Unified Vision-Language-Action Model

ICLR 2026 Conference SubmissionAnonymous Authors
world modelroboticsvision-language-action model
Abstract:

Vision-language-action models (VLAs) have garnered significant attention for their potential in advancing robotic manipulation. However, previous approaches predominantly rely on the general comprehension capabilities of vision-language models (VLMs) to generate action signals, often overlooking the rich temporal and causal structure embedded in visual observations. In this paper, we present UniVLA, a unified and native multimodal VLA model that autoregressively models vision, language, and action signals as discrete token sequences. This tokenized formulation naturally supports flexible multimodal task learning, particularly from large-scale video data, and further demonstrates that generative vision supervision can significantly enhance visual understanding. By incorporating world modeling during post-training, UniVLA captures causal dynamics from videos, facilitating effective transfer to downstream policy learning—especially for long-horizon tasks. Our approach sets new state-of-the-art results across several widely used simulation benchmarks, including CALVIN, LIBERO, and Simplenv-Bridge, substantially outperforming prior methods.

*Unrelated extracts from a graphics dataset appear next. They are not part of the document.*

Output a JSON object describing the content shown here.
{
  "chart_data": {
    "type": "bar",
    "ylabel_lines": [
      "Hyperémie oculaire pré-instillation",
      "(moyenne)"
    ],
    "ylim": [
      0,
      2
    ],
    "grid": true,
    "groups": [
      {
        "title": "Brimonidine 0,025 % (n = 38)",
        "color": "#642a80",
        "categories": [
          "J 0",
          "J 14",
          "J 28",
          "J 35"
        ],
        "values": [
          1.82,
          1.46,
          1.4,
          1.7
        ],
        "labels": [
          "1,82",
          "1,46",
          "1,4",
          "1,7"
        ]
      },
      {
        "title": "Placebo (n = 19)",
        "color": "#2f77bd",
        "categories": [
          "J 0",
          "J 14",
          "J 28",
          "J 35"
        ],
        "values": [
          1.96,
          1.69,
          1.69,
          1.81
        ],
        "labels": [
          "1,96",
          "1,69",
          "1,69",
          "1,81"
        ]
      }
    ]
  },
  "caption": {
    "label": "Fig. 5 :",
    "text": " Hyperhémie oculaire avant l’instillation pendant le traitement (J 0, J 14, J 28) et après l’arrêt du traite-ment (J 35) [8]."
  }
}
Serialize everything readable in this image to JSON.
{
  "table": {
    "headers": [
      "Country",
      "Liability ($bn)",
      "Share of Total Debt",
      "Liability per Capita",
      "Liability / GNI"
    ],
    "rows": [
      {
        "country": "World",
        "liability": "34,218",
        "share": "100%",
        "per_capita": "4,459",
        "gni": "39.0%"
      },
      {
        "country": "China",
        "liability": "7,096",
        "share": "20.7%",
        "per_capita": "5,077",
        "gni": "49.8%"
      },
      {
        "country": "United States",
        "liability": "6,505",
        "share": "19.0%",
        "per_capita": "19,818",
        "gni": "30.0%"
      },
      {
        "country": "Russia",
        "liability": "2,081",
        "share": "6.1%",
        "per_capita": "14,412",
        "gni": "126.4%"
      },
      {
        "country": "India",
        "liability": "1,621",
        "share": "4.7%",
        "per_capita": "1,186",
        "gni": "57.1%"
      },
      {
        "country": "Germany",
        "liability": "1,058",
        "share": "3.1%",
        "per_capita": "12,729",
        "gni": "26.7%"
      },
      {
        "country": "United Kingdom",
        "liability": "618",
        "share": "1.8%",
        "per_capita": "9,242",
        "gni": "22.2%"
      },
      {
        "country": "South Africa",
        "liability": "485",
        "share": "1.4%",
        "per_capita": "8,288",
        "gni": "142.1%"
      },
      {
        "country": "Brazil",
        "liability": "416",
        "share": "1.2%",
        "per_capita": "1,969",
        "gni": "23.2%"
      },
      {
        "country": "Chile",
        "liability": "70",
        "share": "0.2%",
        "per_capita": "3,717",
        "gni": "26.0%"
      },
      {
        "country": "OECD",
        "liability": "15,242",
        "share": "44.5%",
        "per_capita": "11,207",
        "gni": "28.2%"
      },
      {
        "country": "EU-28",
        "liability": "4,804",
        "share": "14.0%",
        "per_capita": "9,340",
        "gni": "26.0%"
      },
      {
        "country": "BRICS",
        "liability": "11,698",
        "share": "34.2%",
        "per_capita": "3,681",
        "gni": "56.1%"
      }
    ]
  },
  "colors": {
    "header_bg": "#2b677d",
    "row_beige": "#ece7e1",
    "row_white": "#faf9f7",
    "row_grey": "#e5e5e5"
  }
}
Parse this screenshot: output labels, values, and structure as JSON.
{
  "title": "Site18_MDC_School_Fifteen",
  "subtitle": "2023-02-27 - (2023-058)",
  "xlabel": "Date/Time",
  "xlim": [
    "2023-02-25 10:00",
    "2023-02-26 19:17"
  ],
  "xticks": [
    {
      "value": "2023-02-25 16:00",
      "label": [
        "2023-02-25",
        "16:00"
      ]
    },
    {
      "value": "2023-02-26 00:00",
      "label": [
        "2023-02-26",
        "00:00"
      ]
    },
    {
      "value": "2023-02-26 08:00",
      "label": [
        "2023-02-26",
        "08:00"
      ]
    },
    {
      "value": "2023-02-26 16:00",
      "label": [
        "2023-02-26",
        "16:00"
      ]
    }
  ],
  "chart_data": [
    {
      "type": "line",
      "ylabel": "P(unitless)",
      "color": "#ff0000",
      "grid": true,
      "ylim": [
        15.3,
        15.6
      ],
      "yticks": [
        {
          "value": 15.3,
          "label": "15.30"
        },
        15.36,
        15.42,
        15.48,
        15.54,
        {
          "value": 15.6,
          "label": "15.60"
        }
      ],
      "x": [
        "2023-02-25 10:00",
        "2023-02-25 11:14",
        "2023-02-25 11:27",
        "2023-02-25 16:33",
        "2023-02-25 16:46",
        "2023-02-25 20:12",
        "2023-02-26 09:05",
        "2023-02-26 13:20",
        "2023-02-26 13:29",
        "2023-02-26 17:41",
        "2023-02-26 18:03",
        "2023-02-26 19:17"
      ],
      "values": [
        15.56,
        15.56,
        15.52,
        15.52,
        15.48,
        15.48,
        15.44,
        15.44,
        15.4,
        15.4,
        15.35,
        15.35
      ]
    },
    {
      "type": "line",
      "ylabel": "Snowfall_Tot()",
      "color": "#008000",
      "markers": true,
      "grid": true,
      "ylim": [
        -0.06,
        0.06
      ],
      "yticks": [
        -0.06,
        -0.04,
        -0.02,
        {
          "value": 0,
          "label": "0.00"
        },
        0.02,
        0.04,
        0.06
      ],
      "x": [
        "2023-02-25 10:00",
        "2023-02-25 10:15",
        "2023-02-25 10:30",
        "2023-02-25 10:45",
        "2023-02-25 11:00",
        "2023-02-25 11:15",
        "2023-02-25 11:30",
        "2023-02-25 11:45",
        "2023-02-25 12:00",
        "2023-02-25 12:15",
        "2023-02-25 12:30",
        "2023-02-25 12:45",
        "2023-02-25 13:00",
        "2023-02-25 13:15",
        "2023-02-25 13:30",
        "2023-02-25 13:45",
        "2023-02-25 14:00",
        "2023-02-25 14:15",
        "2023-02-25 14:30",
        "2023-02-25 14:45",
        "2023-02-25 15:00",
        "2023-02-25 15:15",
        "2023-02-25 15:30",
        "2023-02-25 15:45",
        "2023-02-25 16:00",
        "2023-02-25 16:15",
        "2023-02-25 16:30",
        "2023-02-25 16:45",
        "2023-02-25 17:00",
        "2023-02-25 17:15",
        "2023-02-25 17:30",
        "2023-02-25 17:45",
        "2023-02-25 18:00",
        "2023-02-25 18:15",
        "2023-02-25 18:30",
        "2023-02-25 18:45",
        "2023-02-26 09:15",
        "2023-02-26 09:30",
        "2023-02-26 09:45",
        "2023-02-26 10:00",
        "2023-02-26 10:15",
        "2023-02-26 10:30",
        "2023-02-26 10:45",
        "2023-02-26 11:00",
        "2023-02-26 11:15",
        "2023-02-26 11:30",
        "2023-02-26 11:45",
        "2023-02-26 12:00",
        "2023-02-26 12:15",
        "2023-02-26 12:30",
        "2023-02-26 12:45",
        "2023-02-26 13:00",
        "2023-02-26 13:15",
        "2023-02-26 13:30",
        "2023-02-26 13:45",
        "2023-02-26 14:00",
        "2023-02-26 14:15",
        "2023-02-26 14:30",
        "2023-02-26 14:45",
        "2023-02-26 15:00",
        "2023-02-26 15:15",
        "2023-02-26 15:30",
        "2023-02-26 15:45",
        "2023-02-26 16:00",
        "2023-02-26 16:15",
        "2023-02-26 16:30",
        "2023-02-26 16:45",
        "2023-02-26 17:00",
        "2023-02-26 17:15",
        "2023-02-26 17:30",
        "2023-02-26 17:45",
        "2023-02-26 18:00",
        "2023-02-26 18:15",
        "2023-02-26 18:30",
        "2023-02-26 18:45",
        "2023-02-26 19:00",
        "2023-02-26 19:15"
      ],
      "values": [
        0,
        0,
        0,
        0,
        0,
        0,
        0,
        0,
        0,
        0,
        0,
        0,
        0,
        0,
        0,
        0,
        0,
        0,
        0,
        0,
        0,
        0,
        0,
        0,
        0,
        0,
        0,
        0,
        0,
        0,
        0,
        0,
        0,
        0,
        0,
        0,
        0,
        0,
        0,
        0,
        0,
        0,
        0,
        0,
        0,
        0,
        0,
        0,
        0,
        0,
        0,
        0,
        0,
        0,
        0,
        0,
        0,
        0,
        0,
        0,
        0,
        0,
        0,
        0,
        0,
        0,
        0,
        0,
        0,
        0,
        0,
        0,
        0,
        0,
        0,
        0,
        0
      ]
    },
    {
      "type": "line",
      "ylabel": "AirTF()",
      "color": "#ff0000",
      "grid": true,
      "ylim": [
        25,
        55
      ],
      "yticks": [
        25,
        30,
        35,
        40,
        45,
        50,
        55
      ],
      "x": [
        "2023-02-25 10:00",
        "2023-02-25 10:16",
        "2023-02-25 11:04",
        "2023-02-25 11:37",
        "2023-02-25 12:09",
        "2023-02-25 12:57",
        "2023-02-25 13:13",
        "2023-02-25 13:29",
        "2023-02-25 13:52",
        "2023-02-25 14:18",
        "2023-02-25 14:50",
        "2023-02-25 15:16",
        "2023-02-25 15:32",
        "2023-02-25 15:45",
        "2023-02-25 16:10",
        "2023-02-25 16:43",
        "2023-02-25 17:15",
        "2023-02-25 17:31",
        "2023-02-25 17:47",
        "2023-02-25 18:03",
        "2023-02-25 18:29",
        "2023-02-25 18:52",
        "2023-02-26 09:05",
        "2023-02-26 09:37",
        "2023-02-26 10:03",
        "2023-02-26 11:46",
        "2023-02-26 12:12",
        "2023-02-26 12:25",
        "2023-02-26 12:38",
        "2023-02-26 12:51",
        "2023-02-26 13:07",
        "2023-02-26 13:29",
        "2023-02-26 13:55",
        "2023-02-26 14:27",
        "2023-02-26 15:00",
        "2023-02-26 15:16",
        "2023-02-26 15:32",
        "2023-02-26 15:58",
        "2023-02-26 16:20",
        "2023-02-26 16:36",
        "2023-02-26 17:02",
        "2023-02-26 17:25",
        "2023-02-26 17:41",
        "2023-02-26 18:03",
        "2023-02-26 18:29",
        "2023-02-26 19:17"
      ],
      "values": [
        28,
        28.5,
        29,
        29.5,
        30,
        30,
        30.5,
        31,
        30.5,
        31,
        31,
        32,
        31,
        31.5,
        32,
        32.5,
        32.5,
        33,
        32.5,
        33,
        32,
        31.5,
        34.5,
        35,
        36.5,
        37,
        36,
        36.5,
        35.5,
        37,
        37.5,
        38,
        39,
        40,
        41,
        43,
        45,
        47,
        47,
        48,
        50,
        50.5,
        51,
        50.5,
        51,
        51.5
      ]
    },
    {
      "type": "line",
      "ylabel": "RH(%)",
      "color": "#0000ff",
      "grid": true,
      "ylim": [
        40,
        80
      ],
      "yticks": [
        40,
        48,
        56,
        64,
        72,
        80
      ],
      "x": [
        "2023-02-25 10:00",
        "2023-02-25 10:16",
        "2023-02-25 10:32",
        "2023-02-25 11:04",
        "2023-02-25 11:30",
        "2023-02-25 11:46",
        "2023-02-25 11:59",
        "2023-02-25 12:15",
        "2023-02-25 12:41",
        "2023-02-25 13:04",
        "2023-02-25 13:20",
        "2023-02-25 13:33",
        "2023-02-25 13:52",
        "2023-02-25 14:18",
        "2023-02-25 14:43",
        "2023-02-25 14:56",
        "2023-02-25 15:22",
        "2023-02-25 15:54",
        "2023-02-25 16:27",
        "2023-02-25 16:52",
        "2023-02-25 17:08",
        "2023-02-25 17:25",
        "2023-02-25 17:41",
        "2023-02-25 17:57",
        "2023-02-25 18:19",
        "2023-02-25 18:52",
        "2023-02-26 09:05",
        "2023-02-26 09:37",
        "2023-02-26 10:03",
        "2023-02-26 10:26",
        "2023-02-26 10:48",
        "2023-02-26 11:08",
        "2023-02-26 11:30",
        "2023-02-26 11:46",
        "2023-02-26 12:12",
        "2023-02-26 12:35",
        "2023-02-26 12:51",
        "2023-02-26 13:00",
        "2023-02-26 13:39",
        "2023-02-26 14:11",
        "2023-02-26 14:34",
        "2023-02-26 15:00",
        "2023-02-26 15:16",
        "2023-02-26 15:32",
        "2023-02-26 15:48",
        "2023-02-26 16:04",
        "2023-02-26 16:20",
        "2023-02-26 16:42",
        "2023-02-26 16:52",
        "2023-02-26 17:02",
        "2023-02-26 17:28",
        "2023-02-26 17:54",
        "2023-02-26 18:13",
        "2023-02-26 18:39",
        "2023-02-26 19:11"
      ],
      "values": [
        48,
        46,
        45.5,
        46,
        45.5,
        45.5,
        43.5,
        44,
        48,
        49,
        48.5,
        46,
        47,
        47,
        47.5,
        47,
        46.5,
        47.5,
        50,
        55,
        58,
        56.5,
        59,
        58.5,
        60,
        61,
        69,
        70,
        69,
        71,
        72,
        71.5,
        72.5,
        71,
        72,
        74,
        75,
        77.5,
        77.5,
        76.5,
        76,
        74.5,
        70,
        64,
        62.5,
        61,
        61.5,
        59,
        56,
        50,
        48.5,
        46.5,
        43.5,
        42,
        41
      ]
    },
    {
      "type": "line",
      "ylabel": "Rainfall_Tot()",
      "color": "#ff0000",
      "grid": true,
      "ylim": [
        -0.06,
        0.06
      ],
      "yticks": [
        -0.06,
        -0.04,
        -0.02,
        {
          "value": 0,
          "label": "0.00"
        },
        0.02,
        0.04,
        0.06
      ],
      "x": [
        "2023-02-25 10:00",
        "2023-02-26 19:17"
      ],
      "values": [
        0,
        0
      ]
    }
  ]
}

For example, UniVLA achieves 95.5% average success rate on LIBERO benchmark, surpassing π₀-FAST's 85.5%. We further demonstrate its broad applicability through experiments on real-world ALOHA manipulation tasks and autonomous driving scenarios.

Disclaimer
This report is AI-GENERATED using Large Language Models and WisPaper (A scholar search engine). It analyzes academic papers' tasks and contributions against retrieved prior work. While this system identifies POTENTIAL overlaps and novel directions, ITS COVERAGE IS NOT EXHAUSTIVE AND JUDGMENTS ARE APPROXIMATE. These results are intended to assist human reviewers and SHOULD NOT be relied upon as a definitive verdict on novelty.
NOTE that some papers exist in multiple, slightly different versions (e.g., with different titles or URLs). The system may retrieve several versions of the same underlying work. The current automated pipeline does not reliably align or distinguish these cases, so human reviewers will need to disambiguate them manually.
If you have any questions, please contact: mingzhang23@m.fudan.edu.cn

Overview

Overall Novelty Assessment

UniVLA proposes a unified autoregressive framework that models vision, language, and action as discrete token sequences, incorporating generative vision supervision and world modeling during post-training. The paper resides in the 'Native Multimodal VLA Architectures' leaf, which currently contains no sibling papers in the taxonomy. This positioning suggests the work occupies a relatively sparse research direction within the broader unified multimodal autoregressive modeling branch, distinguishing itself from hybrid paradigms and reasoning-augmented approaches that populate neighboring taxonomy leaves.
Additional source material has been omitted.